Wednesday, 16 April 2014

WHAT WAS THE PIASA?

Later painting of piasa.
In 1673 Louis Jolliot was exploring the Mississippi with a Father Marquette, when they came to the bluffs at Alton (Illinois).  There they saw a remarkable painting upon the rock, too high up to be painted with any kind of ease.  It depicted two animals which were described by Marquette as the size of a calf, with antlers, red eyes, a beard and a scaly body with a tail winding around it, going over the head and back between the legs and ending in a fishtail. It was colored green, red and black.  Marquette said the creature had a horrible look.  Marquette does not mention wings.
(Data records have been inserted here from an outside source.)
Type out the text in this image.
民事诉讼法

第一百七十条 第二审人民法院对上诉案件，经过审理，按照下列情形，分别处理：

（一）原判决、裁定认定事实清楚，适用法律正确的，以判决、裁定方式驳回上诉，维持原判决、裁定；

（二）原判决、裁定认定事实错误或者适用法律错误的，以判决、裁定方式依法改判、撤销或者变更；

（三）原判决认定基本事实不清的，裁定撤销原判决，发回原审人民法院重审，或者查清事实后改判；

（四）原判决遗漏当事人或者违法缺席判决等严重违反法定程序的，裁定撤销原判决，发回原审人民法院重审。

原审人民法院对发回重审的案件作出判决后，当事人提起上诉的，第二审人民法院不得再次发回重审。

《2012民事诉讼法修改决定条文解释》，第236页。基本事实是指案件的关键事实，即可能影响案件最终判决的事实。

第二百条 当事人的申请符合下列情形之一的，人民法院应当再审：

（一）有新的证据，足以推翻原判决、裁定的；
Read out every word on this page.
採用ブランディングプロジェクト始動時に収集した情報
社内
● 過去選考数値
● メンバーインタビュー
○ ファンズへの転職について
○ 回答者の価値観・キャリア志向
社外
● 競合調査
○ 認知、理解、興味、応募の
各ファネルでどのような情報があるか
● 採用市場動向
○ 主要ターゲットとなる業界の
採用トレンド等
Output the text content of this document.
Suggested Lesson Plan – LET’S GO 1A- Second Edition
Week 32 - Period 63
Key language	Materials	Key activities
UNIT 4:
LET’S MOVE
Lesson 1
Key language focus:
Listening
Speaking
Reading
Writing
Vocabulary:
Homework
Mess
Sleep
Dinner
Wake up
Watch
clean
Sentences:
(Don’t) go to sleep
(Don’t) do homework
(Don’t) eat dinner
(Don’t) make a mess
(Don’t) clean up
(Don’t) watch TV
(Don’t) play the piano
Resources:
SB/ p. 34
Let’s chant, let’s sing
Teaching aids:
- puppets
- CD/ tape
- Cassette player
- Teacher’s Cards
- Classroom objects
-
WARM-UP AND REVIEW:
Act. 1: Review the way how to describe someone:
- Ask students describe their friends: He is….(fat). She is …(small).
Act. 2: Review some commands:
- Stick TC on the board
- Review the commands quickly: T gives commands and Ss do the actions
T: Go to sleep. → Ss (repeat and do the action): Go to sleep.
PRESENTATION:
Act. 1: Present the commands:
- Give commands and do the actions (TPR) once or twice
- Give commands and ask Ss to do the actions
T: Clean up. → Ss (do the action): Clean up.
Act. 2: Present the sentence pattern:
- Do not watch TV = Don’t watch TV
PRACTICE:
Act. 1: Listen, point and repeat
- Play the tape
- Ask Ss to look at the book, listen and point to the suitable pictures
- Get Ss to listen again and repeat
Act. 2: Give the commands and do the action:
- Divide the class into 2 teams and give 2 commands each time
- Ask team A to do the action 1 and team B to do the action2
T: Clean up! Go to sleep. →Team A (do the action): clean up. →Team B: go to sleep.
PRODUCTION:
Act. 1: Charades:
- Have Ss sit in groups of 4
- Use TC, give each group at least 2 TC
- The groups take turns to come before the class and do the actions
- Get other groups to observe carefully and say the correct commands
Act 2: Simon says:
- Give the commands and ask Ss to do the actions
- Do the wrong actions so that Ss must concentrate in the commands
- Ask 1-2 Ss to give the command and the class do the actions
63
After this the second painting seems to have faded completely and a Texan traveler in 1687 said the original painting looked like a horse, which indicates it was fading too.  The entire painting vanished between 1852 and 1867.  This may have been the result of passers-by, both white and Indian, shooting at it.  Quarrying may also have been a factor.

An article written in 1883 by a purported eyewitness said it had become much fainter.  This writer said the creature had wings.

We now come to a story told by one John Russell, schoolmaster.  In 1836 he asserted in a story in the Family Magazine that the Piasa had been a winged predator, with a penchant for carrying off Indians.  An Indian chief, Outaga, took a party of twenty archers and laid himself out as bait.  When the Piasa came into sight, the trusty bowmen opened fire, killing it.  This certainly numbers wings among the animal's characteristics, but we have to ask if they featured in its description before.  It seems that Russell may have intended this piece to be a work of fiction, for later, in 1847, he told the Illinois Journal that the Piasa had been a giant condor, killed by a single Indian.  Russell also spoke of visiting the Piasa's cave and finding bones there.

It seems that the Piasa may not originally have been a flying creature at all and modern cryptozoological speculation that it was a pterosaur or a thunderbird should be treated with extreme caution.  However, it would have been extremely difficult to have painted it on the bluffs where Marquette first descried it, meaning it must have had some considerable importance for its painters.  It was perhaps a religious painting.  It may represent a kind of artwork in which the bodies of different kinds of animals were deliberately combined.  Further speculation is useless without further evidence.
The current painting on the bluffs dates from 1998.